Meet a Former Hot Mess, Victor LaValle

If you wanted a free drink at the Spiegel & Grau party in Williamsburg last night, the password was “library.”

If you wanted a free drink at the Spiegel & Grau party in Williamsburg last night, the password was “library.” The intimate evening, held at the Grand Ave bar Maracuja, marked the imminent publication of novelist Victor LaValle’s Big Machine, the story of Ricky Rice, a former heroin addict who is summoned to Vermont by a secret society. It’s Mr. LaValle’s second novel, and his first with Cindy Spiegel and Julie Grau’s eponymous imprint of Random House.

“I’m hopeful that if enough wild shit’s in there, lots of people that like wild shit will get it,” Mr. LaValle told The Observer. “That’s all that I can hope for.”

Earlier, about a dozen people had lined up along the bar to take advantage of the Random House tab. The crowd seemed Williamsburg-friendly, no unnecessary frock or headpiece in sight, and no clattering of high-end shoes. Which is to say, neither Ms. Spiegel nor Ms. Grau had been able to make it. 

Near the entrance sat one Mya Spalter, the assistant to Mr. LaValle’s editor, Chris Jackson. Sitting alongside a group of her fellow Spiegel & Grau assistants, Ms. Spalter smiled happily and said that Big Machine was the best book she’d worked on in all her time working for the imprint. Having the party at the bar was her idea: “I wanted it to be an actual party,” she said, not just a bunch of people milling around in a white room drinking “wine out of paper cups.”

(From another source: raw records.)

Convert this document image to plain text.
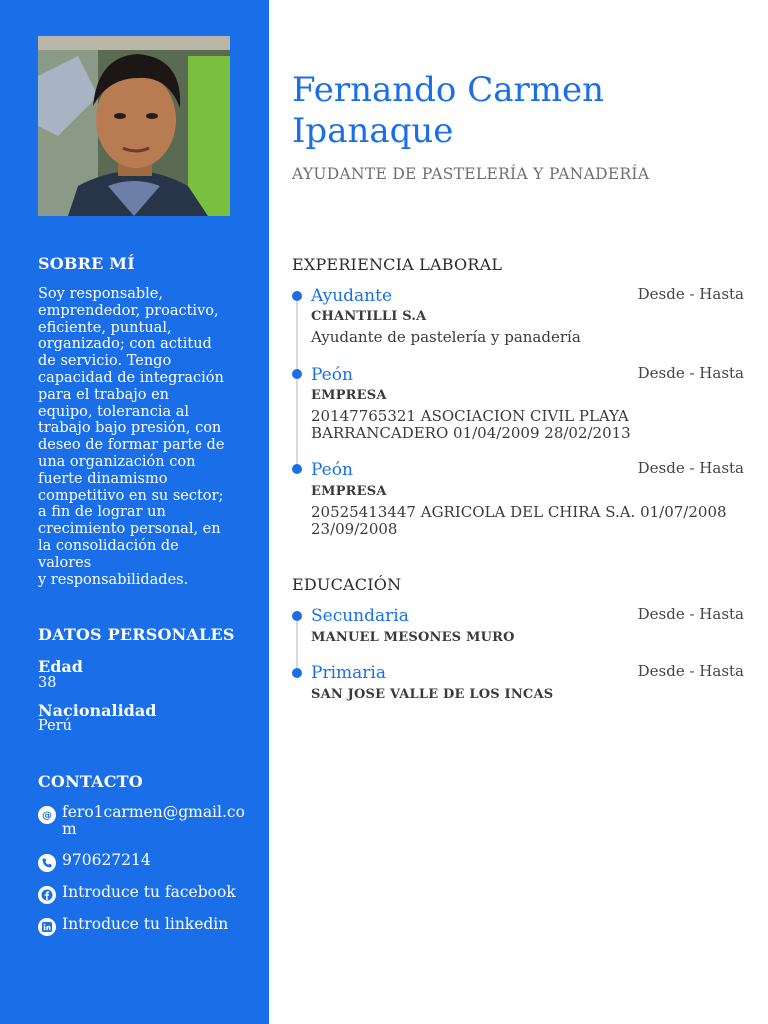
SOBRE MÍ
Soy responsable,
emprendedor, proactivo,
eficiente, puntual,
organizado; con actitud
de servicio. Tengo
capacidad de integración
para el trabajo en
equipo, tolerancia al
trabajo bajo presión, con
deseo de formar parte de
una organización con
fuerte dinamismo
competitivo en su sector;
a fin de lograr un
crecimiento personal, en
la consolidación de
valores
y responsabilidades.
DATOS PERSONALES
Edad
38
Nacionalidad
Perú
CONTACTO
@ fero1carmen@gmail.com
970627214
Introduce tu facebook
Introduce tu linkedin
Fernando Carmen
Ipanaque
AYUDANTE DE PASTELERÍA Y PANADERÍA
EXPERIENCIA LABORAL
Ayudante	Desde - Hasta
CHANTILLI S.A
Ayudante de pastelería y panadería
Peón	Desde - Hasta
EMPRESA
20147765321 ASOCIACION CIVIL PLAYA BARRANCADERO 01/04/2009 28/02/2013
Peón	Desde - Hasta
EMPRESA
20525413447 AGRICOLA DEL CHIRA S.A. 01/07/2008 23/09/2008
EDUCACIÓN
Secundaria	Desde - Hasta
MANUEL MESONES MURO
Primaria	Desde - Hasta
SAN JOSE VALLE DE LOS INCAS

Despite the recent turmoil at Random House, which saw the Spiegel & Grau imprint moved into the company’s flagship unit from the now dissolved Doubleday division, Ms. Spalter and the other assistants gushed about their jobs with the kind of glee one might expect to hear from grammar school students talking about their ambitions as astronauts. 

Around 8:15, the attendees were herded into the garden area behind Maracuja, where Mr. LaValle gave a short, off-the-cuff speech thanking those who had gathered to celebrate him and giving a hat tip to those in the crowd who remembered him from his college years. “For those of you who knew me back then … I was kind of a hot mess,” he said. “Here’s to coming back from being a hot mess.”

He concluded his brief remarks by inviting everyone to hurry up and get some beer, since the Random House tab was going to be closed out “sooner or later.”

“Sooner rather than later,” his editor specified.